The Institute for Typhus and Virus Research was a scientific research centre founded in the city of Lwów, now known as Lviv. Between 1920 and 1939, it was part of Jan Kazimierz University's Biology Department. Research into a typhus vaccine was started in 1920 by parasitologist Rudolf Weigl. Weigl developed the first widely-used typhus vaccine by using human louse-feeders.

After the Nazi invasion of Poland and subsequent German occupation, the Institute became a Nazi laboratory tasked with increasing production of the typhus vaccine for the use of the German army.
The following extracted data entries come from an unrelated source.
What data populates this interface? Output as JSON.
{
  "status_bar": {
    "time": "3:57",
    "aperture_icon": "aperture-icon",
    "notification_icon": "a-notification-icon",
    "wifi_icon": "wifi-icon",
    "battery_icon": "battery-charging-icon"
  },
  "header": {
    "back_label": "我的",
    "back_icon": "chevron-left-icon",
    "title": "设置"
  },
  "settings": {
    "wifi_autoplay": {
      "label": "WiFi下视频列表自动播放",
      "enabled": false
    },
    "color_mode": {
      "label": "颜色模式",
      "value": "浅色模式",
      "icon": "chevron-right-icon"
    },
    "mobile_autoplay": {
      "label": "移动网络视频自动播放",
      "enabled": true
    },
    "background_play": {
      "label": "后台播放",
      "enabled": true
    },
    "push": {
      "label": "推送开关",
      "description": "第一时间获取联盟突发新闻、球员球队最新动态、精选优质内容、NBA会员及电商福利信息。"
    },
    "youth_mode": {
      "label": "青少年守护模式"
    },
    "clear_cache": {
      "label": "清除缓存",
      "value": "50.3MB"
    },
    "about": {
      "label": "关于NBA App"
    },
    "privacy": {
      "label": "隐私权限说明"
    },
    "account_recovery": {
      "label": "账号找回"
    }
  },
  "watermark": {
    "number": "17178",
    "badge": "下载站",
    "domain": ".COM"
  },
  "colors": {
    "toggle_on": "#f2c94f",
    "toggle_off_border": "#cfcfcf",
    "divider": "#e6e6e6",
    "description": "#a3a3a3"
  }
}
During the Nazi occupation of the city, louse-feeding became the primary means of support and protection for many of the city's Polish intellectuals, including Weigl's wife and collaborator Zofia, the mathematician Stefan Banach and the poet Zbigniew Herbert. Louse-feeders were human sources of blood for lice infected with typhus, which were then used to research possible vaccines against the disease. While the profession carried a significant risk of infection, louse-feeders were given additional food rations, were protected from being shipped to slave labour camps and German concentration camps, and were permitted to move around the occupied city.

Typhus research involving human subjects, who were purposely infected with the disease, was also carried out in various Nazi concentration camps, in particular at Buchenwald and Sachsenhausen and to a lesser extent at Auschwitz.

==In popular culture==
The Institute is portrayed in Andrzej Żuławski's film The Third Part of the Night.